Figure 2: Framework of ToolSword depicting stages and safety scenarios in tool learning.

Experimental Results

Input Stage

In the input stage, the investigation focuses on the LLMs' ability to discern and reject unsafe queries. The results indicate that while LLMs such as Qwen-chat exhibit promising rejection mechanisms, more sophisticated models like GPT-4 still struggle with high ASR levels in malicious queries scenarios. Moreover, jailbreak attacks expose vulnerabilities in LLM safety protocols, underscoring the necessity for enhanced defensive strategies.

Figure 3: ASR of GPT family models in various scenarios.

Execution Stage

The execution stage evaluates the selection accuracy of LLMs in tool learning tasks. Results show that models are particularly vulnerable to noise, which misdirects tool selection processes. Furthermore, the presence of risky cues suggests a deficiency in comprehending the functional risks associated with certain tools. This stage highlights the importance of developing robust strategies to ensure accurate tool selection, particularly in noiseless environments where models like GPT match human-level performance.

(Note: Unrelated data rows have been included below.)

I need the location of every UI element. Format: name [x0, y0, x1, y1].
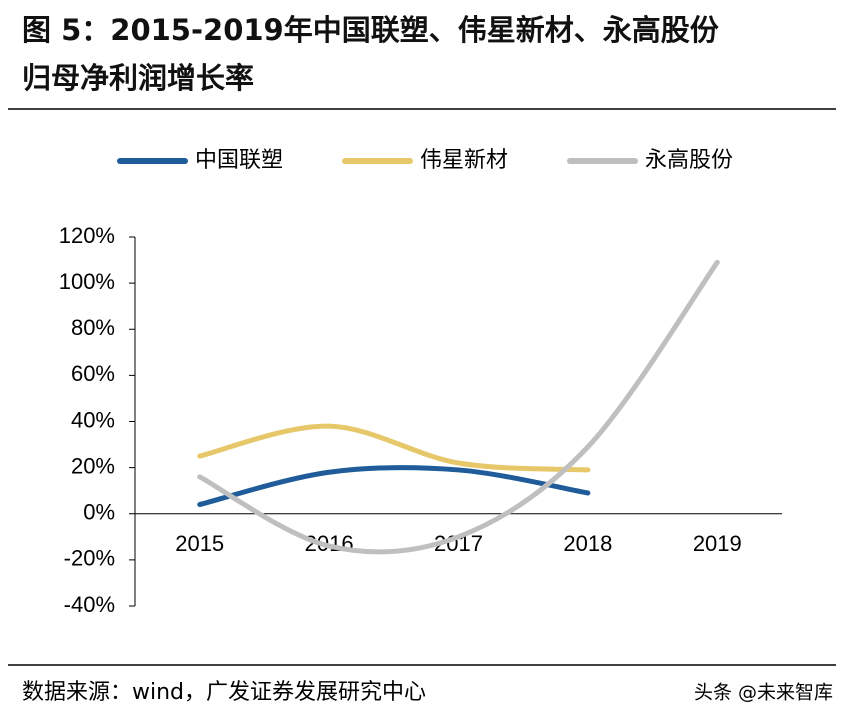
- y-tick-label: 0%: [83, 500, 115, 525]
- y-tick-label: 60%: [71, 361, 115, 386]
- y-tick-label: -40%: [64, 592, 115, 617]
- y-tick-label: 80%: [71, 315, 115, 340]
- legend-label: 中国联塑: [195, 148, 283, 173]
- legend-label: 永高股份: [645, 148, 733, 173]
- y-tick-label: 120%: [59, 223, 115, 248]
- y-tick-label: 100%: [59, 269, 115, 294]
- y-tick-label: 40%: [71, 407, 115, 432]
- x-tick-label: 2019: [693, 531, 742, 556]
- watermark: 头条 @未来智库: [694, 682, 833, 704]
- line-series: [197, 465, 591, 508]
- line-series: [197, 423, 591, 473]
- source: 数据来源：wind，广发证券发展研究中心: [22, 680, 426, 705]
- y-tick-label: 20%: [71, 453, 115, 478]
- chart-title: 归母净利润增长率: [22, 61, 254, 95]
- chart-title: 图 5：2015-2019年中国联塑、伟星新材、永高股份: [22, 13, 719, 47]
- x-tick-label: 2016: [305, 531, 354, 556]
- x-tick-label: 2015: [175, 531, 224, 556]
- legend-label: 伟星新材: [420, 148, 508, 173]
- line-series: [197, 259, 720, 555]
- y-tick-label: -20%: [64, 546, 115, 571]
- x-tick-label: 2018: [563, 531, 612, 556]
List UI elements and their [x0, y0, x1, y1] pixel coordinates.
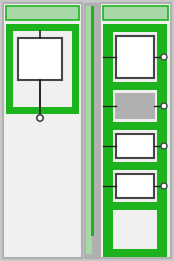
Bar	[157, 24, 167, 249]
Bar	[113, 170, 157, 202]
Bar	[103, 202, 167, 210]
Circle shape	[161, 103, 167, 109]
Bar	[116, 36, 154, 78]
Bar	[113, 32, 157, 82]
Bar	[113, 130, 157, 162]
Bar	[113, 90, 157, 122]
Bar	[103, 122, 167, 130]
Bar	[13, 31, 72, 107]
Bar	[18, 38, 62, 80]
Bar	[116, 134, 154, 158]
Bar	[3, 3, 82, 258]
Bar	[6, 6, 79, 20]
Bar	[103, 162, 167, 170]
Bar	[103, 249, 167, 257]
Bar	[86, 6, 92, 254]
Bar	[103, 24, 167, 32]
Bar	[116, 174, 154, 198]
Circle shape	[161, 54, 167, 60]
Bar	[91, 6, 94, 236]
Bar	[6, 24, 79, 114]
Bar	[100, 3, 171, 258]
Bar	[103, 6, 168, 20]
Bar	[103, 82, 167, 90]
Circle shape	[161, 143, 167, 149]
Circle shape	[161, 183, 167, 189]
Bar	[116, 94, 154, 118]
Bar	[84, 3, 98, 258]
Circle shape	[37, 115, 43, 121]
Bar	[103, 24, 113, 249]
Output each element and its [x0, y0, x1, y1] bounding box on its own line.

Figure 4: Tool selection error rate across different LLMs in environments with and without noise.

Output Stage

The output stage investigates the LLMs' ability to filter harmful information from tool feedback. The findings indicate a significant gap in the safety alignment mechanisms of LLMs, as they tend to output unsafe content without sufficient scrutiny. Notably, LLMs exhibit a tendency to depend heavily on tool-generated feedback, often prioritizing position over content, which poses risks in scenarios involving conflicting information.

Figure 5: Probability of information output by LLMs depending on the position.

Implications and Recommendations

The paper's insights reveal fundamental safety shortcomings in current LLMs during tool learning. The high ASR in malicious and jailbreak scenarios necessitates robust defensive strategies emphasizing improved safety alignment mechanisms. Furthermore, enhancing LLMs' comprehension of tool functionalities is crucial for mitigating risks in execution stages. Future research should prioritize the development of methods that allow LLMs to independently verify and validate tool-generated feedback, thereby reducing susceptibility to errors and malicious inputs.

Conclusion

ToolSword's exploration of LLM safety in tool learning provides significant contributions towards understanding and addressing the safety challenges prevalent in LLM applications. The findings call for a focused effort on improving safety alignment during tool interactions, which remains a critical aspect of leveraging LLMs for practical application scenarios. Future investigations must continue to address these safety challenges to ensure the reliable and secure deployment of LLM technologies.